It's hard to imagine Hillary conceding to Obama. It's hard to imagine Hillary conceding to anything. The woman's tenacity is legend. I watched her campaign not so much for her message but to see what she'll do next, how she'll bounce back, what new rationale she'll invoke as her reason for staying in what all clear-thinking people saw as a lost race.
In the end, she was painful to watch, computing her odds with her own math, unflinching and deep in denial. But like a car wreck, you just can't look away.
Obama made history, but all eyes are on Hillary. We can't help it — she's makes excellent TV.
Obama's soaring speeches caused generations to time travel back to the age of Camelot, where he and Michelle could be the young king and queen to a young and still dreamy America. Obama is the stuff of Life Magazine: oozing charisma in grainy black and white.
That charisma and the internet — it's powerful alchemy.
Hillary, on the other hand, is very much about today. Reality-TV today. Bill Clinton in a brawl with a college student in YouTube today. Chelsea: None-of-your-business today. Hillary in tears, why-don't-you-like-me today. Hillary in SNL, Live from New York It's Saturday Night today.
Today, the CNN panel post mortems the car wreck that was her campaign. There is a riveting flashback of what went horribly wrong. The lost message. The Bill factor. The sniper fire story that backfired. Like Anna Nicole's descent and Britney Spears' breakdown, the collapse now looks inevitable. And cruelly entertaining.
No wonder Hillary doesn't quit. We pundits just wouldn't know how to go on.
Television has always been about high contrasts. Heroes against villains. Pros versus Cons. The powerful versus the marginalized. Rich versus poor. Doves against Hawks.
And the Hillary-Obama match made in TV heaven. For a medium largely concerned with images and sound, it could only see black versus white, man against woman, the strong but tempered voice of Obama versus the near-shrill Hillary screaming Choose Me! Choose Me!
What is life without Hillary? In a word, McCain. A man who disappears in the glare of television and is either in the shadow of Bush, or worse, behind his wife Elvira. With the entire Republican machinery solidly behind him, and with a head start of several months, the best McCain could come up with was: "That's Not Change We Can Believe In."
Huh. Dude, are you sure you want to go with that? Do you need another couple of months to think of another line?
I don't know.
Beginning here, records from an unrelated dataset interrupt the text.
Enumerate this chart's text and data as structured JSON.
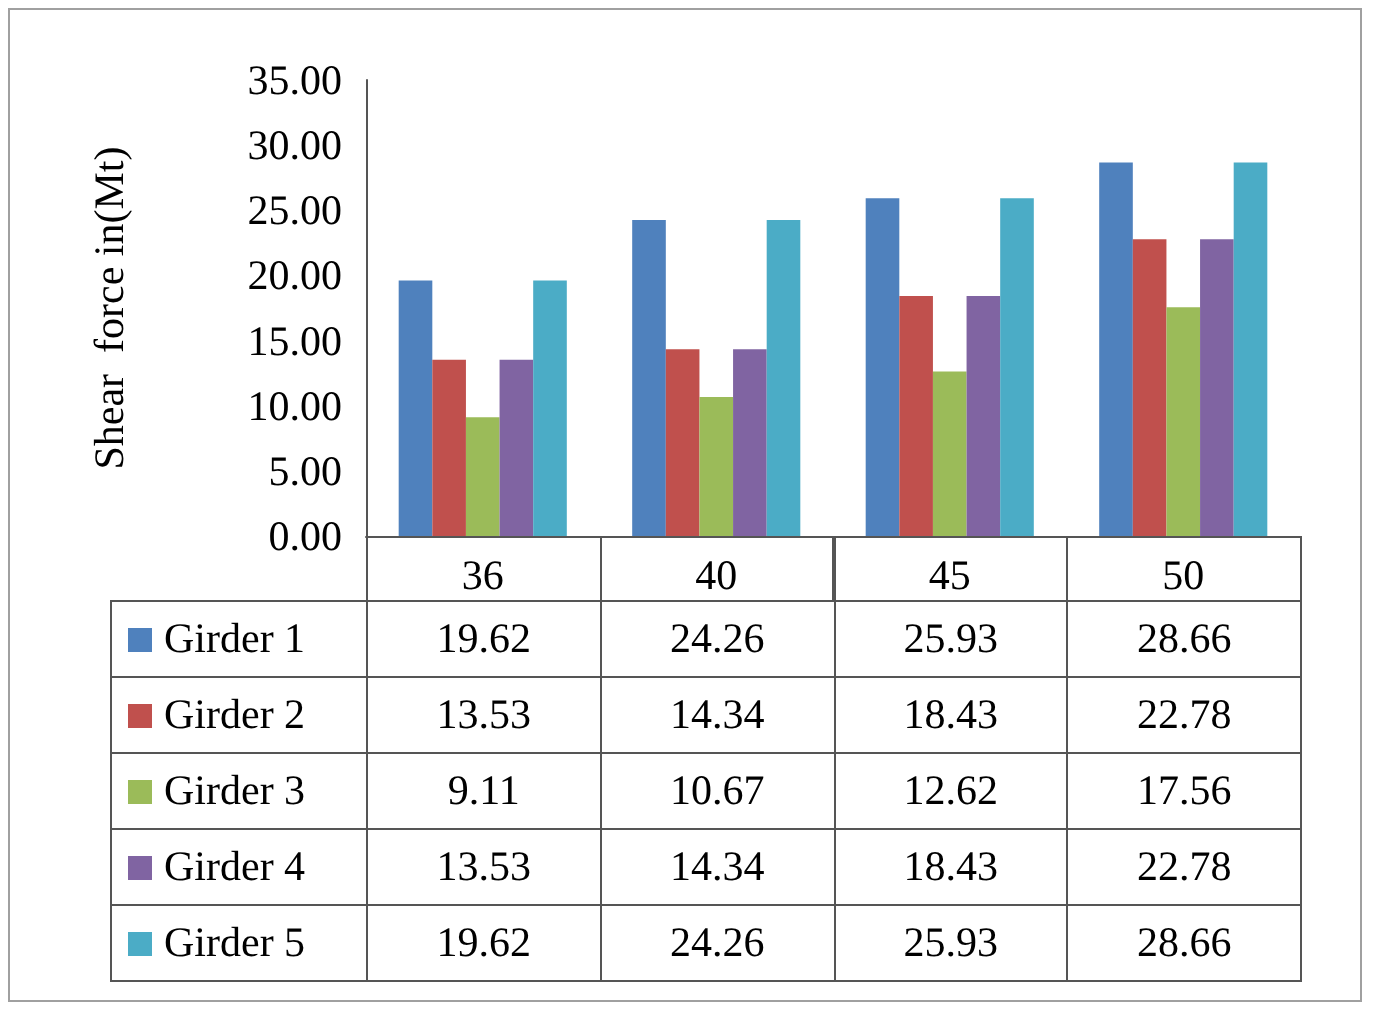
{
  "chart_data": {
    "type": "bar",
    "ylabel": "Shear  force in(Mt)",
    "categories": [
      "36",
      "40",
      "45",
      "50"
    ],
    "series": [
      {
        "name": "Girder 1",
        "color": "#4f81bd",
        "values": [
          19.62,
          24.26,
          25.93,
          28.66
        ]
      },
      {
        "name": "Girder 2",
        "color": "#c0504d",
        "values": [
          13.53,
          14.34,
          18.43,
          22.78
        ]
      },
      {
        "name": "Girder 3",
        "color": "#9bbb59",
        "values": [
          9.11,
          10.67,
          12.62,
          17.56
        ]
      },
      {
        "name": "Girder 4",
        "color": "#8064a2",
        "values": [
          13.53,
          14.34,
          18.43,
          22.78
        ]
      },
      {
        "name": "Girder 5",
        "color": "#4bacc6",
        "values": [
          19.62,
          24.26,
          25.93,
          28.66
        ]
      }
    ],
    "ylim": [
      0,
      35
    ],
    "yticks": [
      {
        "value": 0,
        "label": "0.00"
      },
      {
        "value": 5,
        "label": "5.00"
      },
      {
        "value": 10,
        "label": "10.00"
      },
      {
        "value": 15,
        "label": "15.00"
      },
      {
        "value": 20,
        "label": "20.00"
      },
      {
        "value": 25,
        "label": "25.00"
      },
      {
        "value": 30,
        "label": "30.00"
      },
      {
        "value": 35,
        "label": "35.00"
      }
    ],
    "grid": false,
    "legend": "bottom",
    "data_labels": true
  }
}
He survived torture in enemy hands, but I wish he had gotten more out of it than the ability to walk like a hotdog. Obama's going to cream you.
Some good will come out of this. Jon Stewart will have a field day. David Letterman and Steven Colbert, too. What we will lose in depth and heft, we will make up for with jokes. But after months of nail-biting suspense and a shifting landscape only John King could navigate with his magic board, it's becoming increasingly clear that, yes, we will be bored.
I hate Hillary and I miss her already.